Cotidiano

Começa obra de biofábrica de mosquitos ‘antidengue’ em Campo Grande

Aedes aegypti produzidos no local terão bactéria que impede transmissão da dengue, zika e chikungunya; liberações começam em setembro.

Humberto Marques Publicado em 09/06/2020, às 17h45 - Atualizado às 17h47

Obra de biofábrica de mosquito antidengue começou ao lado do Lacen, na Vila Ipiranga. (Foto: Divulgação)
Obra de biofábrica de mosquito antidengue começou ao lado do Lacen, na Vila Ipiranga. (Foto: Divulgação) - Obra de biofábrica de mosquito antidengue começou ao lado do Lacen, na Vila Ipiranga. (Foto: Divulgação)

Já estão em andamento as obras para construção da biofábrica de mosquitos antidengue em Campo Grande. A estrutura funcionará ao lado do Lacen (Laboratório Central), na Vila Ipiranga, e produzirá mosquitos Aedes aegypti contaminados com uma bactéria que impede a procriação. A unidade deve começar a operar em agosto.

A biofábrica integra o WMP (World Mosquito Programa), conduzido no Brasil pela Fiocruz (Fundação Oswaldo Cruz) com apoio do Ministério da Saúde, Governo do Estado e Prefeitura de Campo Grande. A reforma do espaço de cerca de 100 metros que abriga os criadouros deve durar 60 dias.

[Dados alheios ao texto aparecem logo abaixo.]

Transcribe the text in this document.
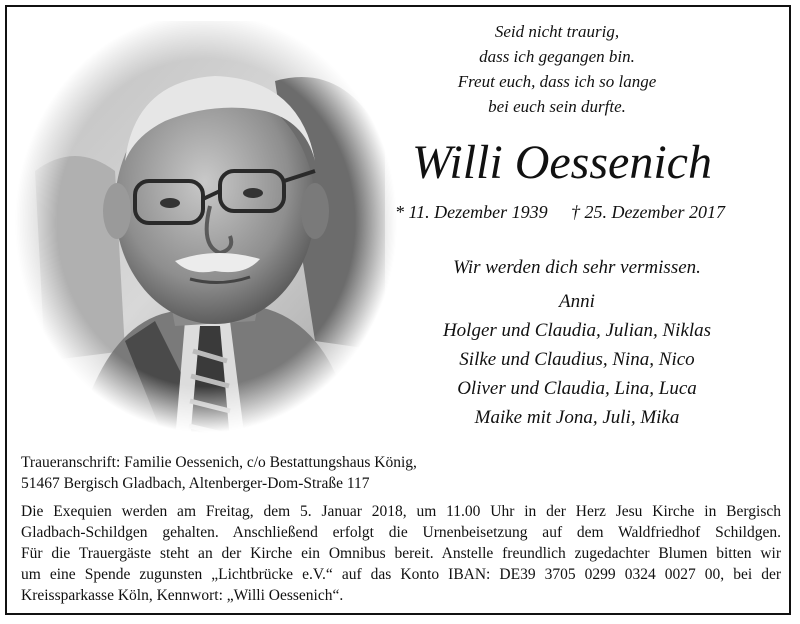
Seid nicht traurig,
dass ich gegangen bin.
Freut euch, dass ich so lange
bei euch sein durfte.
Willi Oessenich
* 11. Dezember 1939 † 25. Dezember 2017
Wir werden dich sehr vermissen.
Anni
Holger und Claudia, Julian, Niklas
Silke und Claudius, Nina, Nico
Oliver und Claudia, Lina, Luca
Maike mit Jona, Juli, Mika
Traueranschrift: Familie Oessenich, c/o Bestattungshaus König,
51467 Bergisch Gladbach, Altenberger-Dom-Straße 117
Die Exequien werden am Freitag, dem 5. Januar 2018, um 11.00 Uhr in der Herz Jesu Kirche in Bergisch
Gladbach-Schildgen gehalten. Anschließend erfolgt die Urnenbeisetzung auf dem Waldfriedhof Schildgen.
Für die Trauergäste steht an der Kirche ein Omnibus bereit. Anstelle freundlich zugedachter Blumen bitten wir
um eine Spende zugunsten „Lichtbrücke e.V.“ auf das Konto IBAN: DE39 3705 0299 0324 0027 00, bei der
Kreissparkasse Köln, Kennwort: „Willi Oessenich“.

A estrutura abrigará salas para produção de mosquitos antidengue (com a bactéria Wolbachia), triagem de larvas usadas no monitoramento e preparação do material a ser enviado para a sede da Fiocruz, no Rio de Janeiro, para testes. Devem ser produzidos 1,5 milhão de mosquitos com a bactéria por semana na fábrica.

“Essa produção irá atender o município de Campo Grande e também as pesquisas que são feitas para manutenção da colônia e viabilidade do Método Wolbachia”, disse o líder do projeto no Brasil, Luciano Moreira.

Ele ainda explicou que as liberações de mosquitos “fabricados” são temporárias, uma vez que, com o tempo, os mosquitos vão se reproduzir e transmitir a Wolbachia, reduzindo gradualmente a transmissão de dengue, zika vírus e de febre chikungunya.

Como o mosquito antidengue trabalha

O método Wolbachia deve ser implementado em Campo Grande ao longo de 3 anos. Mosquitos da cidade foram capturados e levados ao Rio, onde procriaram com outros insetos já infectados com a bactéria –isso permitiu que um mosquito com as características da cidade porte o anticorpo, que impede a reprodução do Aedes.

A técnica não envolve modificação genética e deve complementar as ações realizadas para enfrentamento do Aedes (como o extermínio de larvas e criadouros). Espera-se que os primeiros mosquitos infectados sejam liberados em setembro.

A Wolbachia está presente em 60% dos insetos da natureza, mas não no Aedes aegypti. A bactéria impede que os vírus da dengue, zika e chikungunya se desenvolvam no mosquito, que deixa de transmitir essas doenças. Com o tempo, insetos infectados substituem a população de mosquitos com esses vírus.

As liberações ocorrerão em 6 fases, cada uma durando de 16 a 20 semanas. Os primeiros bairros a receber a iniciativa global estão no sul da cidade: Guanandi, Aero Rancho, Batistão, Centenário, Coophavila II, Tijuca e Lageado.